Researching of Fraud and Abuse in Healthcare

Healthcare fraud is an intentional practice of misusing the healthcare system for unlawful gains, such as billing patients for services that were never provided or performing unnecessary medical procedures. The difference between fraud and abuse is that the latter is not done intentionally, despite the fact that both incur additional costs for the country’s healthcare budget and require countermeasures. Healthcare Insurance Portability and Accountability Act, or HIPAA, was enacted to protect patients’ privacy from breaches and prevent misuse of the healthcare system.

Merton’s theory states that every action made by an individual or a government may have unexpected aftermath. Merton (1936) also defines several sources of unanticipated consequences, including ignorance, error, and short-termism. When action was made in ignorance, it means that there was a limited amount of information available, while error means that incorrect reasonings were made. Short-termism is when an individual or a government focuses on immediate gains rather than the long-term benefits of a decision. While the theory is not strictly defined by its author and left to interpretation, the ideas expressed by Merton are clear enough to be understood individually.

Merton’s theory can be applied to HIPAA, with three of the sources attributable to fraud and abuse within the healthcare system. Ignorance and error can lead to abuse and unintended damages, while short-termism can be associated with fraud and lead to unanticipated long-term losses. When a privacy breach occurs due to the company’s or government’s leadership and has unintended consequences, it can be speculated that the source of such aftermath is ignorance, error, or short-termism.

It is an expected outcome that a medical company misusing the healthcare system will get heavily penalized and fined, however, it can also cause other consequences. The company may lose its standing and reputation among its patients and clients. Another consequence is the possible increase in mortality rates among patients of the fraud and abuse perpetrators (Nicholas, L. H., Hanson, C., Segal, J. B., & Eisenberg, M. D., 2020). Whether the company’s or an individual’s actions are intentional or not, it can be deduced that unintended consequences can happen regardless, proving the validity of Merton’s theory.

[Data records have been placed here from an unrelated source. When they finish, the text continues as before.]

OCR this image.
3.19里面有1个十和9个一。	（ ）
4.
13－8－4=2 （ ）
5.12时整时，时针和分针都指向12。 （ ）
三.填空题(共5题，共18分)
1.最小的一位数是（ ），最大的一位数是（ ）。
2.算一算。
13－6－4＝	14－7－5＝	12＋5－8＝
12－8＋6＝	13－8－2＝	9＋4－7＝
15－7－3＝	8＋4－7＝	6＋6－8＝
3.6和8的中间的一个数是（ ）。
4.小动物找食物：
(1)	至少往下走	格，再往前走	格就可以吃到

Some of the major provisions of HIPAA that define a privacy breach are the Privacy Rule, Security Rule, and Breach Notification Rule. Privacy Rule establishes standards by which the patient’s medical records and other identifiable data related to treatment are protected. Security Rule establishes the required technical, physical and administrative safeguards for the patients’ personal electronic medical data. The breach Notification Rule provides the mandatory steps for an entity when the security of the protected medical information has been compromised. These rules ensure the safety of patients’ information while preventing unintentional abuse of the healthcare system and making it easier to detect intentional fraud.

In conclusion, it is essential to note that the reasons for HIPAA enactment were to protect the safety of patients’ data by defining privacy and security rules and to decrease misuse of the healthcare system. Merton’s theory of unanticipated consequences contains ideas applicable to HIPAA and can be used to define the possible consequences of a privacy breach. HIPAA contains a set of functional rules that ensure that proper actions are taken to protect the safety of patients’ data before and after a breach occurs.

References

Merton, R. K. (1936). The Unanticipated Consequences of Purposive Social Action. American Sociological Review, 1(6), 894–904. Web.

Nicholas, L. H., Hanson, C., Segal, J. B., & Eisenberg, M. D. (2020). Association between treatment by fraud and abuse perpetrators and health outcomes among Medicare beneficiaries. JAMA internal medicine, 180(1), 62-69. Web.